Holmes has collaborated on the lyrics with composer Nat Zegree, and perhaps the best that can be said about those is that they certainly rhyme, though most would not look out of place in the centre of one of those schmalzy Hallmark “In Deepest Sympathy” cards. Zegree’s music is better, drawing on pop and folk influences sometimes sounding reminiscent of Sara Bareilles’s work on Waitress or Tom Kitt’s on Next to Normal, although seldom as memorable. The latter show in particular demonstrated that musical theatre can deal devastatingly with loss and pain, so it’s frustrating that this piece seems content to marinate in syrupy clichés, rushed plotting and muddled character motivations.
It also doesn’t help that Christian Durham’s production plays out on pastel-coloured scenery by Stewart J Charlesworth, all ice cream pink, peppermint green, wan yellow and baby blue, which typifies the scrambled nature of this musical’s ambitions. On the one hand, the multi-levels and expansive panels evoke the bird wings and mountain tops of Malia’s imagination while also looking like the scattered pages of a teen’s notebook, but on the other, it constantly resembles the set of a TV programme for pre-schoolers, unfortunately, which is a drawback when the show attempts to grapple with serious heartfelt emotions. The visuals seem to actively work against what the script and score are trying to tell us.

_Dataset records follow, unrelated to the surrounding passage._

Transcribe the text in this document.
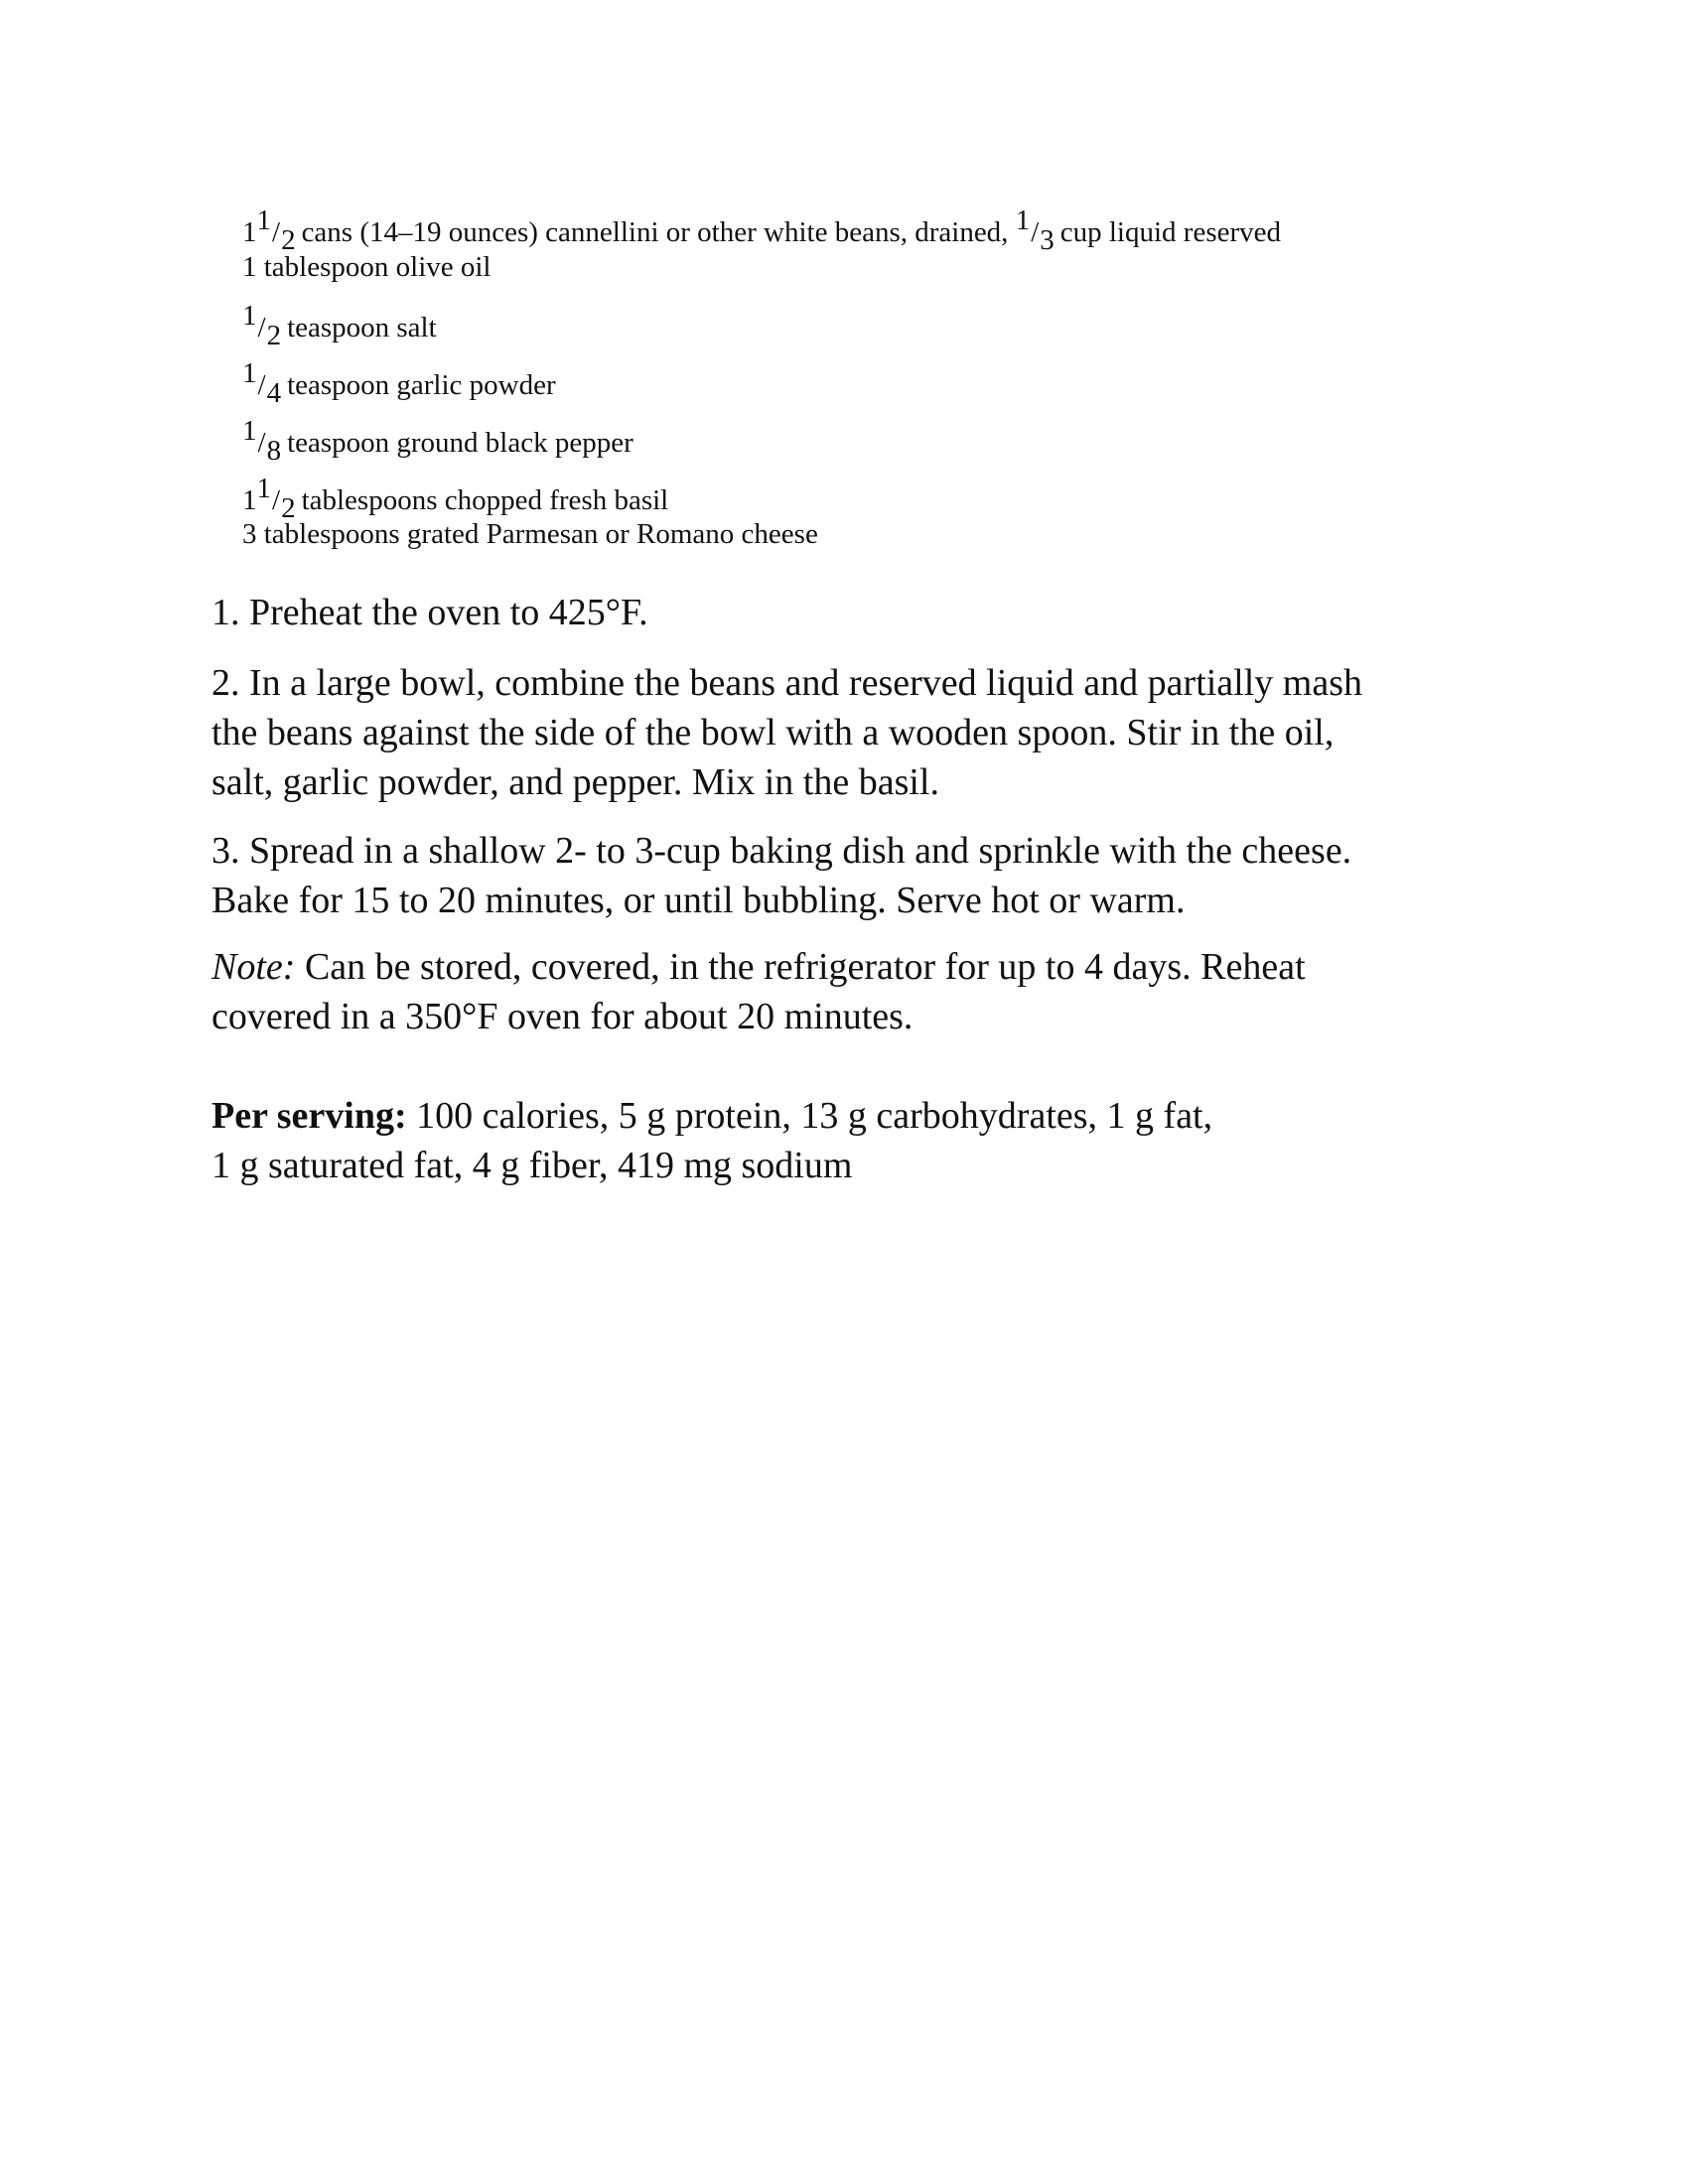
11/2 cans (14–19 ounces) cannellini or other white beans, drained, 1/3 cup liquid reserved
1 tablespoon olive oil
1/2 teaspoon salt
1/4 teaspoon garlic powder
1/8 teaspoon ground black pepper
11/2 tablespoons chopped fresh basil
3 tablespoons grated Parmesan or Romano cheese
1. Preheat the oven to 425°F.
2. In a large bowl, combine the beans and reserved liquid and partially mash
the beans against the side of the bowl with a wooden spoon. Stir in the oil,
salt, garlic powder, and pepper. Mix in the basil.
3. Spread in a shallow 2- to 3-cup baking dish and sprinkle with the cheese.
Bake for 15 to 20 minutes, or until bubbling. Serve hot or warm.
Note: Can be stored, covered, in the refrigerator for up to 4 days. Reheat
covered in a 350°F oven for about 20 minutes.
Per serving: 100 calories, 5 g protein, 13 g carbohydrates, 1 g fat,
1 g saturated fat, 4 g fiber, 419 mg sodium
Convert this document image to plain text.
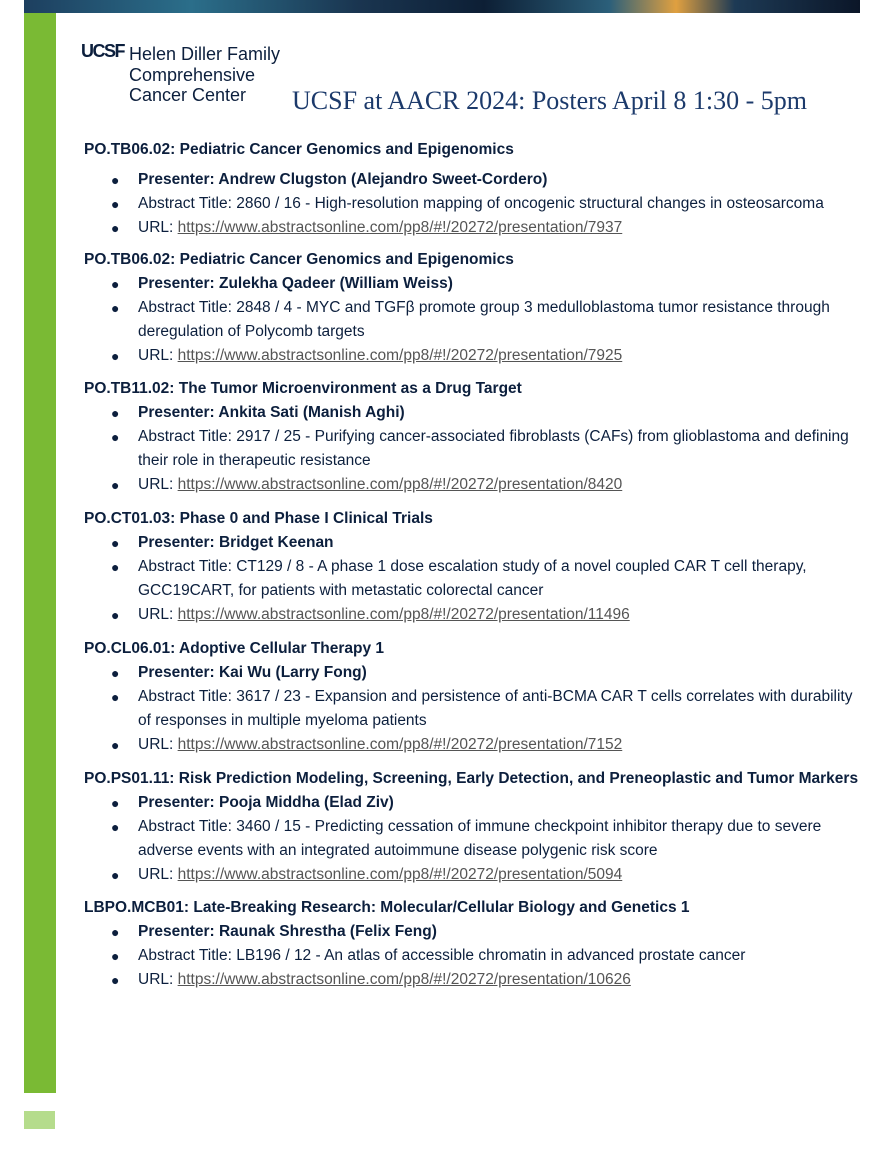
UCSF Helen Diller Family
Comprehensive
Cancer Center	UCSF at AACR 2024: Posters April 8 1:30 - 5pm

PO.TB06.02: Pediatric Cancer Genomics and Epigenomics

● Presenter: Andrew Clugston (Alejandro Sweet-Cordero)
● Abstract Title: 2860 / 16 - High-resolution mapping of oncogenic structural changes in osteosarcoma
● URL: https://www.abstractsonline.com/pp8/#!/20272/presentation/7937

PO.TB06.02: Pediatric Cancer Genomics and Epigenomics

● Presenter: Zulekha Qadeer (William Weiss)
● Abstract Title: 2848 / 4 - MYC and TGFβ promote group 3 medulloblastoma tumor resistance through deregulation of Polycomb targets
● URL: https://www.abstractsonline.com/pp8/#!/20272/presentation/7925

PO.TB11.02: The Tumor Microenvironment as a Drug Target

● Presenter: Ankita Sati (Manish Aghi)
● Abstract Title: 2917 / 25 - Purifying cancer-associated fibroblasts (CAFs) from glioblastoma and defining their role in therapeutic resistance
● URL: https://www.abstractsonline.com/pp8/#!/20272/presentation/8420

PO.CT01.03: Phase 0 and Phase I Clinical Trials

● Presenter: Bridget Keenan
● Abstract Title: CT129 / 8 - A phase 1 dose escalation study of a novel coupled CAR T cell therapy, GCC19CART, for patients with metastatic colorectal cancer
● URL: https://www.abstractsonline.com/pp8/#!/20272/presentation/11496

PO.CL06.01: Adoptive Cellular Therapy 1

● Presenter: Kai Wu (Larry Fong)
● Abstract Title: 3617 / 23 - Expansion and persistence of anti-BCMA CAR T cells correlates with durability of responses in multiple myeloma patients
● URL: https://www.abstractsonline.com/pp8/#!/20272/presentation/7152

PO.PS01.11: Risk Prediction Modeling, Screening, Early Detection, and Preneoplastic and Tumor Markers

● Presenter: Pooja Middha (Elad Ziv)
● Abstract Title: 3460 / 15 - Predicting cessation of immune checkpoint inhibitor therapy due to severe adverse events with an integrated autoimmune disease polygenic risk score
● URL: https://www.abstractsonline.com/pp8/#!/20272/presentation/5094

LBPO.MCB01: Late-Breaking Research: Molecular/Cellular Biology and Genetics 1

● Presenter: Raunak Shrestha (Felix Feng)
● Abstract Title: LB196 / 12 - An atlas of accessible chromatin in advanced prostate cancer
● URL: https://www.abstractsonline.com/pp8/#!/20272/presentation/10626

Despite all this, the cast is excellent. It’s impossible not to care about Rose-Li’s likeable Malia, and Cavin Cornwall gets a lot of genuine feeling out of the underwritten role of her grief-stricken dad. Settle is underused but gets to unleash her distinctive, rangy instrument on some corking vocal riffs and runs, while Bulleyment’s valiant fictional bird sounds absolutely gorgeous. Apart from Rose-Li, the performance of the night comes from Max Gill as Caleb, the sassy but staunch friend Malia meets at writing camp. Gill is a sensation, finding a rich vein of kindness and lived hurt beneath their character’s mouthy, flamboyant exterior, undeniably aided by the most punchy and textured writing in the script. The ensemble bring energy to Heather Douglas’s angular choreography and field fine voices.
There’s no question that Fly More Than You Fall’s heart is in the right place, and the onstage talent is consistently first-rate. It’s just a shame that ultimately the show barely scratches the surface of the uncertainties of the teenage years, or the effect of losing a beloved parent, and only flirts with the vicissitudes of the creative process, and the power of escapism. It’s merely watchable when it could be searing, and bombastic when it ought to be delicate. There’s possibly a really satisfying and insightful tearjerker bursting to get out of this musical, but it will take several more drafts to uncover it.